Jeudi 8 avril : Le ciel est encore gris. Nous rageons et hésitons sur le programme de la journée. Nous commençons par envoyer un message à Julie pour sa fête, pas question de lui téléphoner à cette heure, il est une heure du matin en France, elle nous arracherait les yeux au retour ! Je vais chez le loueur de voitures. Les conditions ont changé depuis hier, pas question de faire le tour de l’île avec un petit modèle ni même de sortir de Port Vila et ils n’ont plus de 4x4… Je reviens en avertir Marie, nous ne savons trop quoi décider. Nous réservons un 4x4 chez Budget pour dimanche puis envisageons de nous rendre aux cascades Mélé en minibus dans l’après-midi. En attendant, nous retournons en ville et les visites des boutiques reprennent… Nous poussons jusqu’au marché et nous nous asseyons devant le port pour attendre l’heure de déjeuner. Le ciel de plus en plus noir commence à laisser tomber des gouttes. Nous allons nous installer à la terrasse du restaurant français Le Péché Mignon.
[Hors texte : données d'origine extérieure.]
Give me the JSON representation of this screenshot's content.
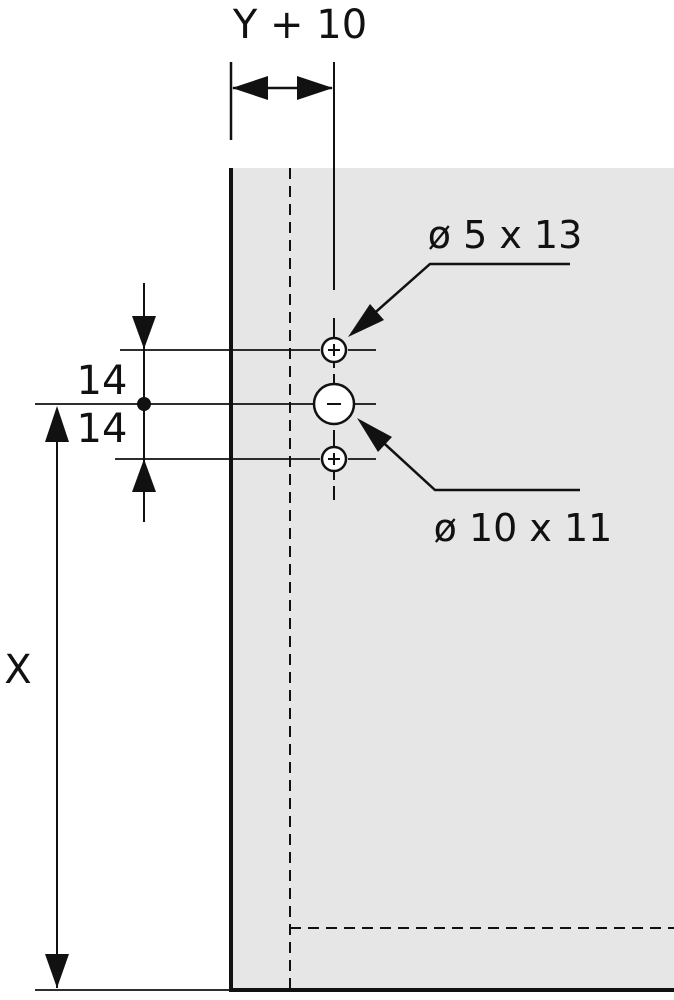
{
  "labels": {
    "width_offset": "Y + 10",
    "small_hole": "ø 5 x 13",
    "large_hole": "ø 10 x 11",
    "spacing_upper": "14",
    "spacing_lower": "14",
    "height": "X"
  },
  "colors": {
    "panel_fill": "#e6e6e6",
    "line": "#111111",
    "background": "#ffffff"
  },
  "icons": {
    "small_hole": "plus-circle",
    "large_hole": "minus-circle"
  }
}
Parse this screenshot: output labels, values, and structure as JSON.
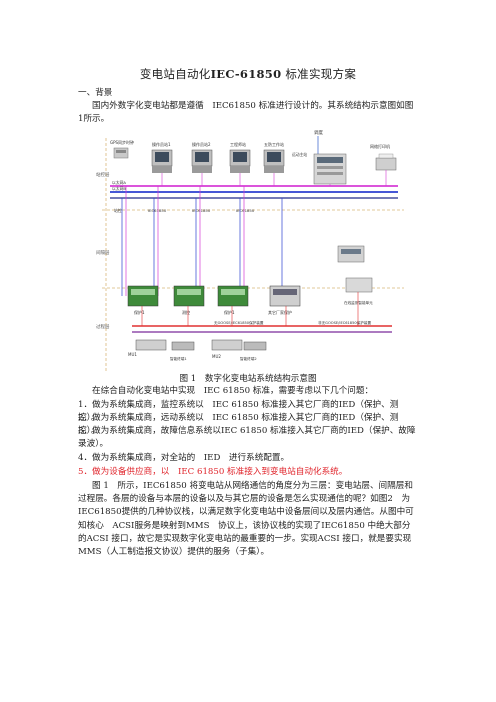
{
  "doc": {
    "title_pre": "变电站自动化",
    "title_bold": "IEC-61850",
    "title_post": " 标准实现方案",
    "section1": "一、背景",
    "intro": "国内外数字化变电站都是遵循　IEC61850 标准进行设计的。其系统结构示意图如图1所示。",
    "caption": "图 1　数字化变电站系统结构示意图",
    "lead": "在综合自动化变电站中实现　IEC 61850 标准，需要考虑以下几个问题：",
    "items": [
      "1．做为系统集成商，监控系统以　IEC 61850 标准接入其它厂商的IED（保护、测控）。",
      "2．做为系统集成商，远动系统以　IEC 61850 标准接入其它厂商的IED（保护、测控）。",
      "3．做为系统集成商，故障信息系统以IEC 61850 标准接入其它厂商的IED（保护、故障录波）。",
      "4．做为系统集成商，对全站的　IED　进行系统配置。"
    ],
    "item5": "5．做为设备供应商，以　IEC 61850 标准接入到变电站自动化系统。",
    "body": "图 1　所示，IEC61850 将变电站从网络通信的角度分为三层：变电站层、间隔层和过程层。各层的设备与本层的设备以及与其它层的设备是怎么实现通信的呢？如图2　为IEC61850提供的几种协议栈，以满足数字化变电站中设备层间以及层内通信。从图中可知核心　ACSI服务是映射到MMS　协议上，该协议栈的实现了IEC61850 中绝大部分的ACSI 接口，故它是实现数字化变电站的最重要的一步。实现ACSI 接口，就是要实现MMS（人工制造报文协议）提供的服务（子集）。"
  },
  "figure": {
    "top_label": "调度",
    "gps_label": "GPS同步时钟",
    "ws": [
      "操作员站1",
      "操作员站2",
      "工程师站",
      "五防工作站"
    ],
    "ws_extra": "远动主站",
    "printer": "网络打印机",
    "left_labels": [
      "站控层",
      "间隔层",
      "过程层"
    ],
    "net_labels": [
      "以太网A",
      "以太网B"
    ],
    "bus_tags": [
      "站控",
      "IEC61850",
      "IEC61850",
      "IEC61850"
    ],
    "bay_labels": [
      "保护1",
      "测控",
      "保护1"
    ],
    "bay_extra": "其它厂家保护",
    "protect_label": "在线监测智能单元",
    "proc_bus1": "无GOOSE/IEC61850保护装置",
    "proc_bus2": "非无GOOSE/IEC61850保护装置",
    "mu": [
      "MU1",
      "MU2"
    ],
    "mu_tags": [
      "智能终端1",
      "智能终端2"
    ]
  }
}
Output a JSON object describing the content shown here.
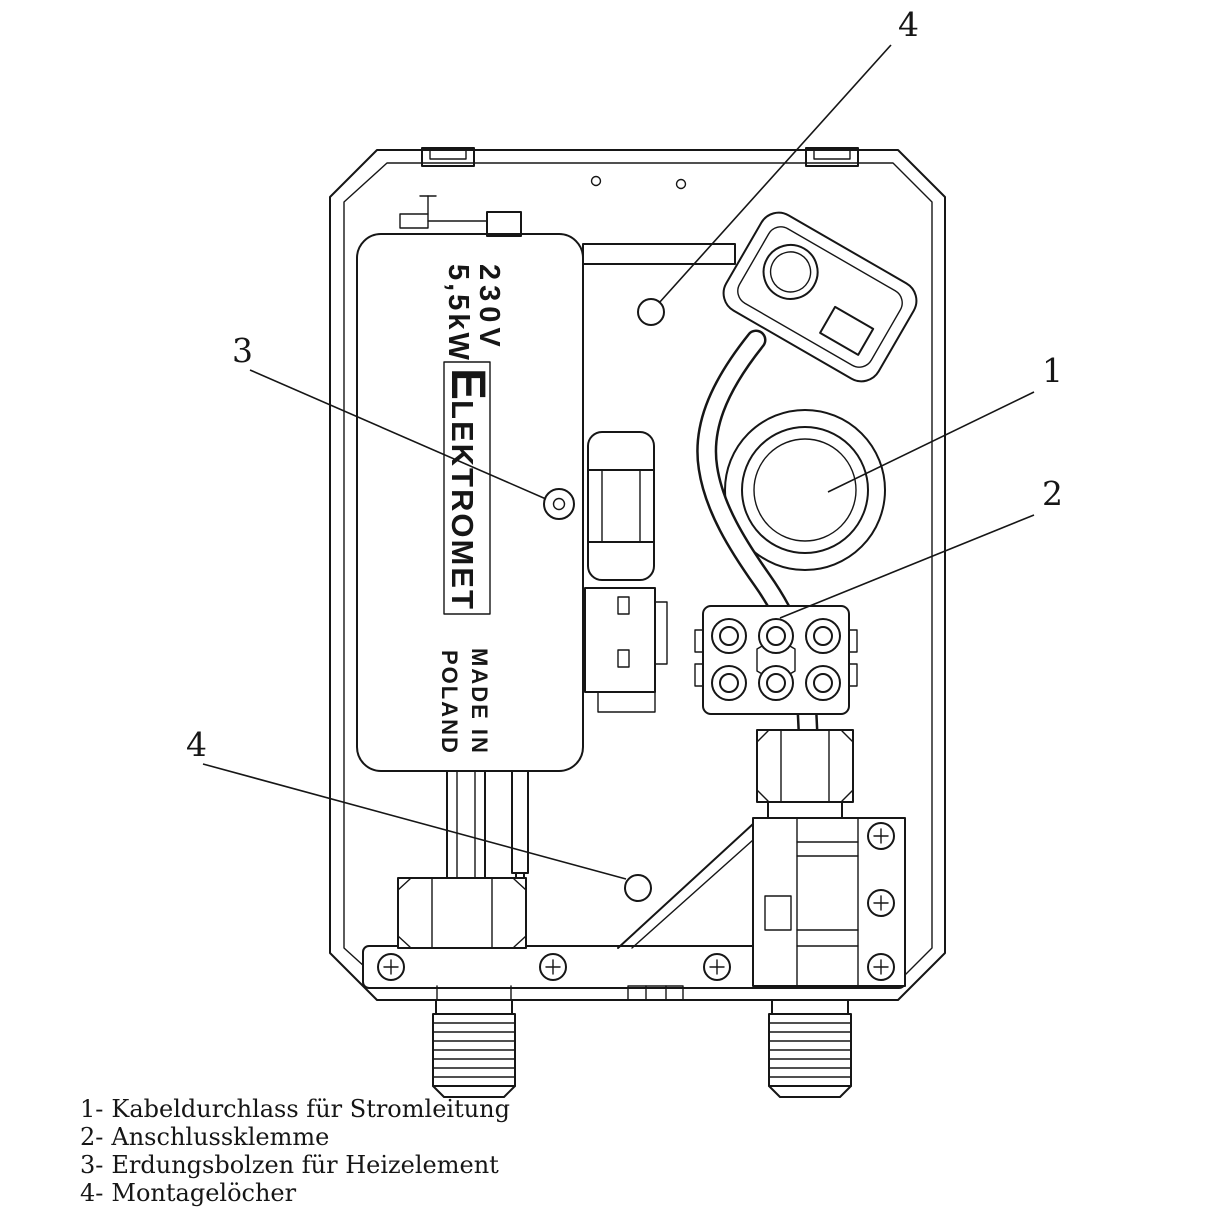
{
  "canvas": {
    "background": "#ffffff",
    "ink": "#161616"
  },
  "device": {
    "rating_voltage": "230V",
    "rating_power": "5,5kW",
    "brand_initial": "E",
    "brand_rest": "LEKTROMET",
    "origin_line1": "MADE IN",
    "origin_line2": "POLAND"
  },
  "callouts": {
    "c4_top": "4",
    "c3": "3",
    "c1": "1",
    "c2": "2",
    "c4_bottom": "4"
  },
  "legend": {
    "items": [
      {
        "num": "1-",
        "label": "Kabeldurchlass für Stromleitung"
      },
      {
        "num": "2-",
        "label": "Anschlussklemme"
      },
      {
        "num": "3-",
        "label": "Erdungsbolzen für Heizelement"
      },
      {
        "num": "4-",
        "label": "Montagelöcher"
      }
    ]
  }
}
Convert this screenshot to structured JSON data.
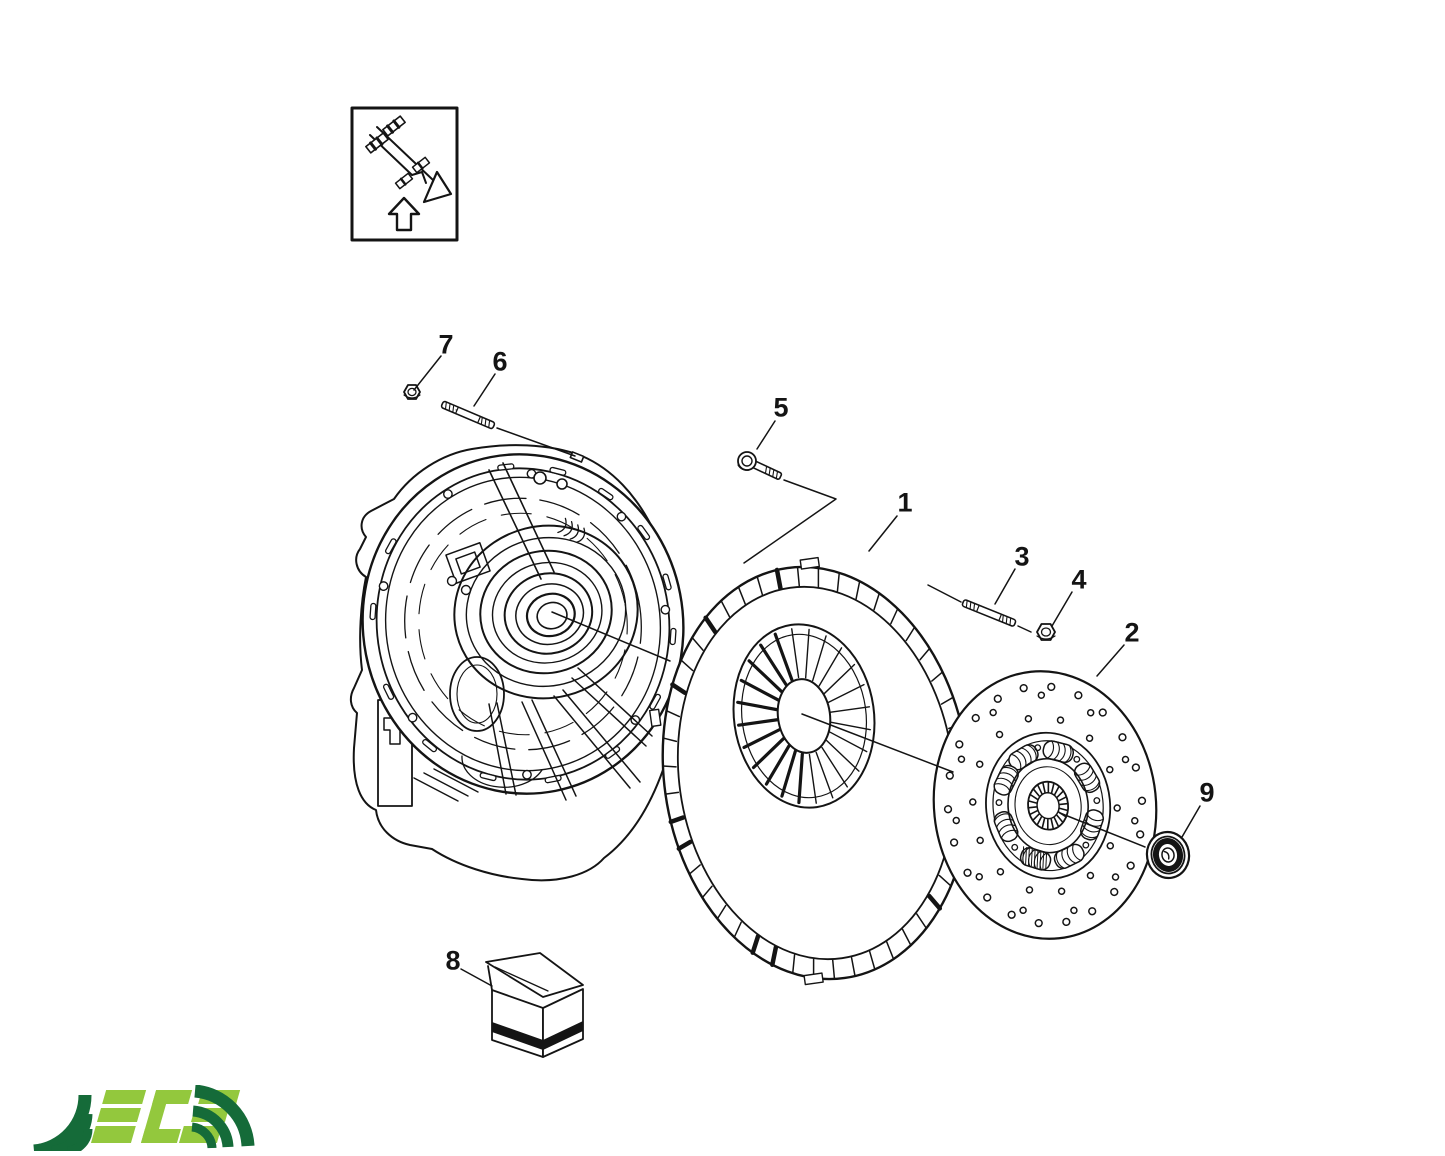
{
  "page": {
    "background": "#ffffff"
  },
  "diagram": {
    "type": "exploded-parts-diagram",
    "callouts": [
      {
        "label": "1"
      },
      {
        "label": "2"
      },
      {
        "label": "3"
      },
      {
        "label": "4"
      },
      {
        "label": "5"
      },
      {
        "label": "6"
      },
      {
        "label": "7"
      },
      {
        "label": "8"
      },
      {
        "label": "9"
      }
    ]
  },
  "branding": {
    "logo_text": "ECS",
    "logo_colors": {
      "light_green": "#93c83d",
      "dark_green": "#156b39"
    }
  }
}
La serveuse est gentille et parle bien français. Elle nous apporte des amuse-bouches, de la purée d’avocat pimentée, du pain du beurre puis les plats commandés : mignon de veau au gingembre et escalope de veau à la crème, aux champignons et au calvados (?). C’est bon, copieux et relativement bon marché. Après le repas, la serveuse nous apporte deux mignardises… Que demander de plus ? Le soleil ? Pour ça c’est raté… il pleut de plus en plus, à verse, à torrent ! Nous patientons puis essayons de revenir en nous abritant sous les auvents. Marie trouve le temps de s’offrir une chemise puis nous achetons de nouveau du jambon au supermarché et rentrons en minibus à la chambre. Nous attendons la soirée pour téléphoner à Julie et lui souhaiter sa fête. Je ne me couche pas avant d’avoir visionné sur l’ordinateur le film Zodiac, inhabituel thriller puisque l’enquête n’aboutit pas et qui s’intéresse plus au comportement des enquêteurs qu’à celui du coupable.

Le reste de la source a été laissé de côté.